Helen Yeun, director of marketing for The Reginald F. Lewis Museum is among the new hires. D’Ana Downing who was hired in September is the new associate director of development.
“We both are responsible for raising revenue and visibility for the museum,” said Yeun. “In addition, Assistant Curator Asantewa Boakyewa was hired over the summer to assist with continuing high quality exhibitions in our space.”
“We want to highlight the rich history of Maryland, the vital contributions of African Americans, and present a fuller, richer, more complete story of American history” said Yeun. “Through programs, films, music, exhibitions, and other events, we hope the public walks away moved and enriched with a wider understanding of the context of American history.”
To that end the museum is currently exhibiting “The Kinsey Collection: Shared Treasures of Bernard & Shirley Kinsey - Where Art & History Intersect opened at the Museum.” Highlights include an early copy of the Emancipation Proclamation, a signed copy of Brown vs. Board of Education and rare works from early 19th century artists. Wells Fargo is a sponsor of the exhibit.
According to Yeun, the museum is also placing emphasis on events aimed at attracting families. This holiday season, it is offering a wide variety of interactive events that families can enjoy together.
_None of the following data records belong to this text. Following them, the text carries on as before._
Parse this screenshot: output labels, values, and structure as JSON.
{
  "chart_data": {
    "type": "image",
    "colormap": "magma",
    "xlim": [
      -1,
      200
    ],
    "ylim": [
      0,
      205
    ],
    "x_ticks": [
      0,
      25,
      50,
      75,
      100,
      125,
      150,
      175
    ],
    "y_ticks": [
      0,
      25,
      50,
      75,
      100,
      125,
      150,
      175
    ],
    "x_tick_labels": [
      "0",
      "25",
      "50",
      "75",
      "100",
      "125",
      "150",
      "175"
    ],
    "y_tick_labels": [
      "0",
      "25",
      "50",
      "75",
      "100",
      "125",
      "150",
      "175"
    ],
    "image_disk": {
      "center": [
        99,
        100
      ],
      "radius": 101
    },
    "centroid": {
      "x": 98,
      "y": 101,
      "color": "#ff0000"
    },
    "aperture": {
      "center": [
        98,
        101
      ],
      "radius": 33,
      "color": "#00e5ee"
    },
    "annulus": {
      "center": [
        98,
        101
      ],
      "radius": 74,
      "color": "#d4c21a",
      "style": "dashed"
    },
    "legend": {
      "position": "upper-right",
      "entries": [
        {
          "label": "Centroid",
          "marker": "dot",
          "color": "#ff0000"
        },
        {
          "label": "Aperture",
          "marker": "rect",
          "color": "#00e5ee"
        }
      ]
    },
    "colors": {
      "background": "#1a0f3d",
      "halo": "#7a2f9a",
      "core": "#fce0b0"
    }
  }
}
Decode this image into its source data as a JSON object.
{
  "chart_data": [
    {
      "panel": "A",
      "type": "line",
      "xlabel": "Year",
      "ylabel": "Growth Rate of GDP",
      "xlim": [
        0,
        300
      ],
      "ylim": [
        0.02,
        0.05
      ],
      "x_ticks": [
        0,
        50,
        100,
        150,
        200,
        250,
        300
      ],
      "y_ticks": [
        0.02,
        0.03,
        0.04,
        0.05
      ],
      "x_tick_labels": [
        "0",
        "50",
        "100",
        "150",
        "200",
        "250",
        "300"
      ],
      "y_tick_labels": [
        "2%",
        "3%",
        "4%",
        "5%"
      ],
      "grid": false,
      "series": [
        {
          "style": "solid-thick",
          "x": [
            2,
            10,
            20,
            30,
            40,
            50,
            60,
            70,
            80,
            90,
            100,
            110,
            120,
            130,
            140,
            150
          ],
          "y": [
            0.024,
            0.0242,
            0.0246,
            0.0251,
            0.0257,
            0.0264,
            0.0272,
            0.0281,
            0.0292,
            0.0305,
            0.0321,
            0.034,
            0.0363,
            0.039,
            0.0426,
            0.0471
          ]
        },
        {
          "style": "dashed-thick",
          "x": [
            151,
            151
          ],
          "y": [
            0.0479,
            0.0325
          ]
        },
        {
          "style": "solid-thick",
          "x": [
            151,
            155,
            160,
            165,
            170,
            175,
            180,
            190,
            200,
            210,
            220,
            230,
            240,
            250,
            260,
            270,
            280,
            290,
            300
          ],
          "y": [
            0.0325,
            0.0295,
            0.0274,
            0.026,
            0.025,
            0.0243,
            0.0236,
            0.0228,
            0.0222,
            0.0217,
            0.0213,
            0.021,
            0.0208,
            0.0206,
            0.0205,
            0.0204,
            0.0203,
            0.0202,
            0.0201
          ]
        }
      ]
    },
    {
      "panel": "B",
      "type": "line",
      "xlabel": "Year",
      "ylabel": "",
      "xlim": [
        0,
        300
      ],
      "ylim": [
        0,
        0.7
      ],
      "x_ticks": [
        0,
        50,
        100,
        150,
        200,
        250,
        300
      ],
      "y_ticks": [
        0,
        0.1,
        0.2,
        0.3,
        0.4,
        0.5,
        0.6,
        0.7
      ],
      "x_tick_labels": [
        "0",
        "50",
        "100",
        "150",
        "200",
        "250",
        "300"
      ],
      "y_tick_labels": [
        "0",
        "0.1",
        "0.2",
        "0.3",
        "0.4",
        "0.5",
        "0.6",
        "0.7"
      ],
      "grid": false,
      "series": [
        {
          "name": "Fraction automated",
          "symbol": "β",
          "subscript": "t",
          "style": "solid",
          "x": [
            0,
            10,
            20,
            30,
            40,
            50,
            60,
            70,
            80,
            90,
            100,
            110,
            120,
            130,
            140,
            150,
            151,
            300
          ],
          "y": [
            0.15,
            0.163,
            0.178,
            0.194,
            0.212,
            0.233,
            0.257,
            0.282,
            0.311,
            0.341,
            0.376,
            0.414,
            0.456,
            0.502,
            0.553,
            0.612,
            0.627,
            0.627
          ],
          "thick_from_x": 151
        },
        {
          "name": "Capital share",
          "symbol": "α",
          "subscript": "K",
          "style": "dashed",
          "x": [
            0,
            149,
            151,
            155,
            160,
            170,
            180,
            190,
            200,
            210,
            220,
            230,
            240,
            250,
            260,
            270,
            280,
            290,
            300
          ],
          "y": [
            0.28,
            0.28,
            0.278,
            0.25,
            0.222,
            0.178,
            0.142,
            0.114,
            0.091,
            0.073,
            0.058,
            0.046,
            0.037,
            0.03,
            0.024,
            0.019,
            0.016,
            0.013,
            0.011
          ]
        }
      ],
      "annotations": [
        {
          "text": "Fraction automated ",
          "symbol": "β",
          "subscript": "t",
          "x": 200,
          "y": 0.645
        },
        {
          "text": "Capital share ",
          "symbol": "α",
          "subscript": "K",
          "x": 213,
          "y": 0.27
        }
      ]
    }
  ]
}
On December 28, the museum will be presenting “A Kwanzaa Celebration” featuring Kwanzaa founder Dr. Maulana Karenga. The event will be held from noon until 4 p.m. and celebrates the holidays with an afternoon of performances, educational programs, crafts and storytelling. Event highlights include “Drum Talk” with Sankofa Dance Theater drummers and beat box artist “Shodekeh”; a workshop on Kwanzaa principles with “Culture Kingdom Kids”; and a festival featuring an African Marketplace displaying vendor’s goods.
“We hope to attract a broad range of Marylanders and people from beyond Maryland,” said Yeun. “We want kids, mothers, fathers, grandparents, teens, and film lovers, to come. We also have events for lovers of fashion and the 80s.Whether you’re a kid or a kid at heart, there is something here for everyone. We want people to come and enjoy all of the things wonderful things this museum has to offer.”
Andrew M. Bertamini, the Regional President for Wells Fargo’s Maryland Region and a member of the museum’s Board of Directors said: “Harriett Tubman and Frederick Douglass were very influential, but so many young people don’t know who they are or what they have done,” said Bertamini. “We want more teachers to bring students. It takes money to run these things, and the museum needs support. We want people to come out and see these wonderful exhibits.”
The museum also features “Third Thursdays.” For $5, visitors can relax, mingle, visit the galleries, and enjoy live entertainment.
A MLK Jr. Birthday Celebration will take place January 18 through January 20 and will offer a weekend of activities including a living history performance, music and crafts. Of course, Black History Month includes a variety of events including a book reading by Maryland author Erika Blount on February 15, who will share juicy behind-the-scenes anecdotes about the iconic TV show “Soul Train” from her book “Love, Peace, and Soul: Behind the Scenes of America's Favorite Dance Show Soul Train: Classic Moments.”